Enja verabschiedete sich irgendwann in die Koje, damit wenigstens einer von uns morgen tagsüber frisch für die Schärenfahrt war, und ich übernahm die Nachtwache. Der Wind nahm wieder etwas ab (wir hätten also ruhig die große Genua dran lassen können) und zwischen ein und zwei Uhr hatten wir wieder eine kurze Flaute, aber ansonsten lief alles planmäßig. Vor der Küste war relativ viel Schiffsverkehr, ich konnte einige kleine Kümos beobachten, auch einen unbeleuchteten Segler konnte ich in der allerersten Morgendämmerung sehen. Um 4:20 Uhr Sonnenaufgang einer blutroten Sonne, dann konnte die Sonne anfangen das Boot zu trocknen, denn vom Tau war alles an Deck pitsche-patsche Nass.

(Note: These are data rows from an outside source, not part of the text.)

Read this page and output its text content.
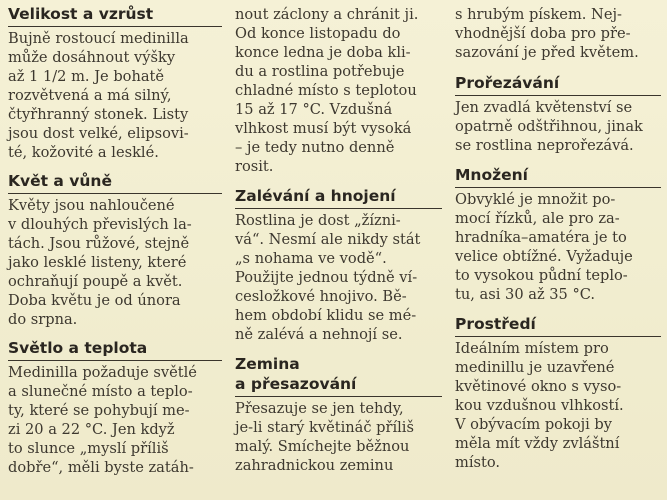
Velikost a vzrůst
Bujně rostoucí medinilla
může dosáhnout výšky
až 1 1/2 m. Je bohatě
rozvětvená a má silný,
čtyřhranný stonek. Listy
jsou dost velké, elipsovi-
té, kožovité a lesklé.
Květ a vůně
Květy jsou nahloučené
v dlouhých převislých la-
tách. Jsou růžové, stejně
jako lesklé listeny, které
ochraňují poupě a květ.
Doba květu je od února
do srpna.
Světlo a teplota
Medinilla požaduje světlé
a slunečné místo a teplo-
ty, které se pohybují me-
zi 20 a 22 °C. Jen když
to slunce „myslí příliš
dobře“, měli byste zatáh-
nout záclony a chránit ji.
Od konce listopadu do
konce ledna je doba kli-
du a rostlina potřebuje
chladné místo s teplotou
15 až 17 °C. Vzdušná
vlhkost musí být vysoká
– je tedy nutno denně
rosit.
Zalévání a hnojení
Rostlina je dost „žízni-
vá“. Nesmí ale nikdy stát
„s nohama ve vodě“.
Použijte jednou týdně ví-
cesložkové hnojivo. Bě-
hem období klidu se mé-
ně zalévá a nehnojí se.
Zemina
a přesazování
Přesazuje se jen tehdy,
je-li starý květináč příliš
malý. Smíchejte běžnou
zahradnickou zeminu
s hrubým pískem. Nej-
vhodnější doba pro pře-
sazování je před květem.
Prořezávání
Jen zvadlá květenství se
opatrně odštřihnou, jinak
se rostlina neprořezává.
Množení
Obvyklé je množit po-
mocí řízků, ale pro za-
hradníka–amatéra je to
velice obtížné. Vyžaduje
to vysokou půdní teplo-
tu, asi 30 až 35 °C.
Prostředí
Ideálním místem pro
medinillu je uzavřené
květinové okno s vyso-
kou vzdušnou vlhkostí.
V obývacím pokoji by
měla mít vždy zvláštní
místo.
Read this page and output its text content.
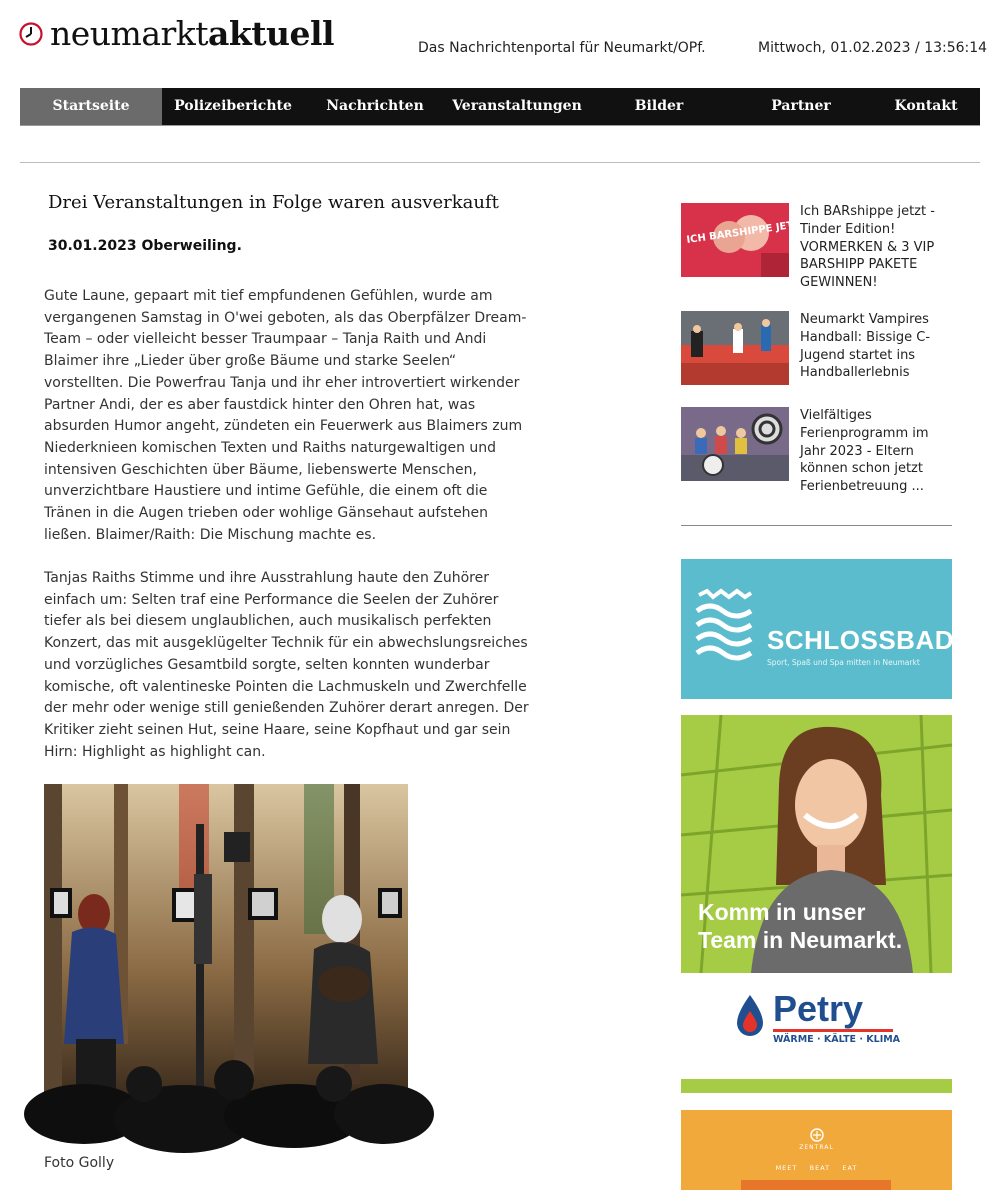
neumarktaktuell	Das Nachrichtenportal für Neumarkt/OPf.	Mittwoch, 01.02.2023 / 13:56:14
Startseite	Polizeiberichte	Nachrichten	Veranstaltungen	Bilder	Partner	Kontakt
Drei Veranstaltungen in Folge waren ausverkauft
30.01.2023 Oberweiling.
Gute Laune, gepaart mit tief empfundenen Gefühlen, wurde am vergangenen Samstag in O'wei geboten, als das Oberpfälzer Dream-Team – oder vielleicht besser Traumpaar – Tanja Raith und Andi Blaimer ihre „Lieder über große Bäume und starke Seelen“ vorstellten. Die Powerfrau Tanja und ihr eher introvertiert wirkender Partner Andi, der es aber faustdick hinter den Ohren hat, was absurden Humor angeht, zündeten ein Feuerwerk aus Blaimers zum Niederknieen komischen Texten und Raiths naturgewaltigen und intensiven Geschichten über Bäume, liebenswerte Menschen, unverzichtbare Haustiere und intime Gefühle, die einem oft die Tränen in die Augen trieben oder wohlige Gänsehaut aufstehen ließen. Blaimer/Raith: Die Mischung machte es.
Tanjas Raiths Stimme und ihre Ausstrahlung haute den Zuhörer einfach um: Selten traf eine Performance die Seelen der Zuhörer tiefer als bei diesem unglaublichen, auch musikalisch perfekten Konzert, das mit ausgeklügelter Technik für ein abwechslungsreiches und vorzügliches Gesamtbild sorgte, selten konnten wunderbar komische, oft valentineske Pointen die Lachmuskeln und Zwerchfelle der mehr oder wenige still genießenden Zuhörer derart anregen. Der Kritiker zieht seinen Hut, seine Haare, seine Kopfhaut und gar sein Hirn: Highlight as highlight can.
Foto Golly
ICH BARSHIPPE JETZT
Ich BARshippe jetzt - Tinder Edition! VORMERKEN & 3 VIP BARSHIPP PAKETE GEWINNEN!
Neumarkt Vampires Handball: Bissige C-Jugend startet ins Handballerlebnis
Vielfältiges Ferienprogramm im Jahr 2023 - Eltern können schon jetzt Ferienbetreuung ...
SCHLOSSBAD
Sport, Spaß und Spa mitten in Neumarkt
Komm in unser
Team in Neumarkt.
Petry
WÄRME · KÄLTE · KLIMA
ZENTRAL
MEET    BEAT    EAT
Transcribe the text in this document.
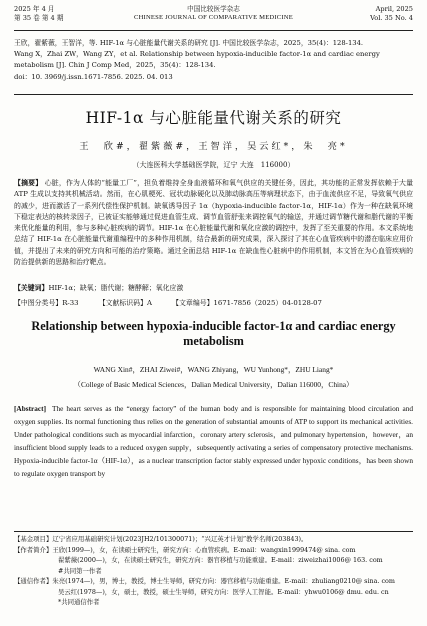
2025 年 4 月
第 35 卷 第 4 期
中国比较医学杂志
CHINESE JOURNAL OF COMPARATIVE MEDICINE
April, 2025
Vol. 35 No. 4

王欣，翟紫薇，王智洋，等. HIF-1α 与心脏能量代谢关系的研究 [J]. 中国比较医学杂志，2025，35(4)：128-134.

Wang X，Zhai ZW，Wang ZY，et al. Relationship between hypoxia-inducible factor-1α and cardiac energy metabolism [J]. Chin J Comp Med，2025，35(4)：128-134.

doi：10. 3969/j.issn.1671-7856. 2025. 04. 013

HIF-1α 与心脏能量代谢关系的研究
王　欣#，翟紫薇#，王智洋，吴云红*，朱　亮*
（大连医科大学基础医学院，辽宁 大连　116000）

【摘要】 心脏，作为人体的“能量工厂”，担负着维持全身血液循环和氧气供应的关键任务，因此，其功能的正常发挥依赖于大量 ATP 生成以支持其机械活动。然而，在心肌梗死、冠状动脉硬化以及肺动脉高压等病理状态下，由于血流供应不足，导致氧气供应的减少，进而激活了一系列代偿性保护机制。缺氧诱导因子 1α（hypoxia-inducible factor-1α，HIF-1α）作为一种在缺氧环境下稳定表达的核转录因子，已被证实能够通过促进血管生成、调节血管舒张来调控氧气的输送，并通过调节糖代谢和脂代谢的平衡来优化能量的利用，参与多种心脏疾病的调节。HIF-1α 在心脏能量代谢和氧化应激的调控中，发挥了至关重要的作用。本文系统地总结了 HIF-1α 在心脏能量代谢重编程中的多种作用机制，结合最新的研究成果，深入探讨了其在心血管疾病中的潜在临床应用价值，并提出了未来的研究方向和可能的治疗策略。通过全面总结 HIF-1α 在缺血性心脏病中的作用机制，本文旨在为心血管疾病的防治提供新的思路和治疗靶点。

【关键词】HIF-1α；缺氧；脂代谢；糖酵解；氧化应激
【中图分类号】R-33	【文献标识码】A	【文章编号】1671-7856（2025）04-0128-07
Relationship between hypoxia-inducible factor-1α and cardiac energy metabolism
WANG Xin#，ZHAI Ziwei#，WANG Zhiyang，WU Yunhong*，ZHU Liang*
（College of Basic Medical Sciences，Dalian Medical University，Dalian 116000，China）
[Abstract] The heart serves as the “energy factory” of the human body and is responsible for maintaining blood circulation and oxygen supplies. Its normal functioning thus relies on the generation of substantial amounts of ATP to support its mechanical activities. Under pathological conditions such as myocardial infarction，coronary artery sclerosis，and pulmonary hypertension，however，an insufficient blood supply leads to a reduced oxygen supply，subsequently activating a series of compensatory protective mechanisms. Hypoxia-inducible factor-1α（HIF-1α），as a nuclear transcription factor stably expressed under hypoxic conditions，has been shown to regulate oxygen transport by

【基金项目】辽宁省应用基础研究计划(2023JH2/101300071)；“兴辽英才计划”教学名师(203843)。

【作者简介】王欣(1999—)，女，在读硕士研究生，研究方向：心血管疾病。E-mail：wangxin1999474@ sina. com

翟紫薇(2000—)，女，在读硕士研究生，研究方向：器官移植与功能重建。E-mail：ziweizhai1006@ 163. com

#共同第一作者

【通信作者】朱亮(1974—)，男，博士，教授，博士生导师，研究方向：器官移植与功能重建。E-mail：zhuliang0210@ sina. com

吴云红(1978—)，女，硕士，教授，硕士生导师，研究方向：医学人工智能。E-mail：yhwu0106@ dmu. edu. cn

*共同通信作者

Um sieben Uhr rundeten wir LT Almagrundet, dann den LT Revengrundet, von Sandhamn aus kam uns eine Flotte Folkeboote entgegen, die dort wohl eine größere Regatta segelten (außer Skandinaviern waren auch Deutsche Boote dabei, sogar ein Boot aus den USA konnten wir sehen). Anmerkung: Die Folkebootsegler segeln vor Sandhamn in diesem Jahr den Goldcup aus, die inoffizielle Weltmeisterschaft der Folkeboote. Der Hafen von Sandhamn war total voll, vor allem viele Motorboote fielen mir auf. Vor 30 Jahren waren wir hier morgens im pottendichten Nebel eingelaufen. Und der Hafen war sogar noch voller, denn damals versammelten sich die Teilnehmer zur Gotland-Rund Regatta und wir lagen in Zweierreihen vor den Heckbojen.

Schnelle Motorboote…

Wir hatten überlegt heute noch nach Stockholm weiter zu segeln. Für den Sonntag waren Gewitter und Schauer angesagt und da wäre es doch besser, einen Hafentag einzulegen statt irgendwo hinzusegeln. Weiter ging es durch die Schären, die hier ganz anders aussehen, als vor Karlskrona. Größer, mit mehr Bäumen drauf, nicht so kahl. Mit vielen schönen Häuschen darauf, Menschen, die das schöne Wetter ausnutzen und sich auf den Felsen sonnen, viele Segler unterwegs und noch viel mehr Motorboote. Manche fahren langsam, um nicht so viel Wellen und Krach zu machen, die meisten heizen mit Full Speed durch die Schären. Manche sind trotzdem noch einigermaßen leise, und manche machen einen furchtbaren Lärm dabei, die sollten vielleicht mal ihre Motoren besser lagern oder etwas gegen die Kavitation an ihren Propellern unternehmen 😛

Fliegende Motorboote…

Während ich steuerte, fotografierte Enja Motorboote und machte noch nebenbei die ganze Zeit die Schärennavigation, hakte die Tonnen ab, suchte die nächsten Karten heraus, hatte einen Blick für Abkürzungen (bei Vaxholm konnten wir so einen Schwedischen Segler mit einem größeren Boot überholen, der schon die ganze Zeit etwas verbissen „Regatta“ gegen uns gesegelt war und jetzt sicherlich ins Steuerrad biss) und machte ihren Job so professionell, als ob sie schon seit Jahren in den Schären navigierte :-D.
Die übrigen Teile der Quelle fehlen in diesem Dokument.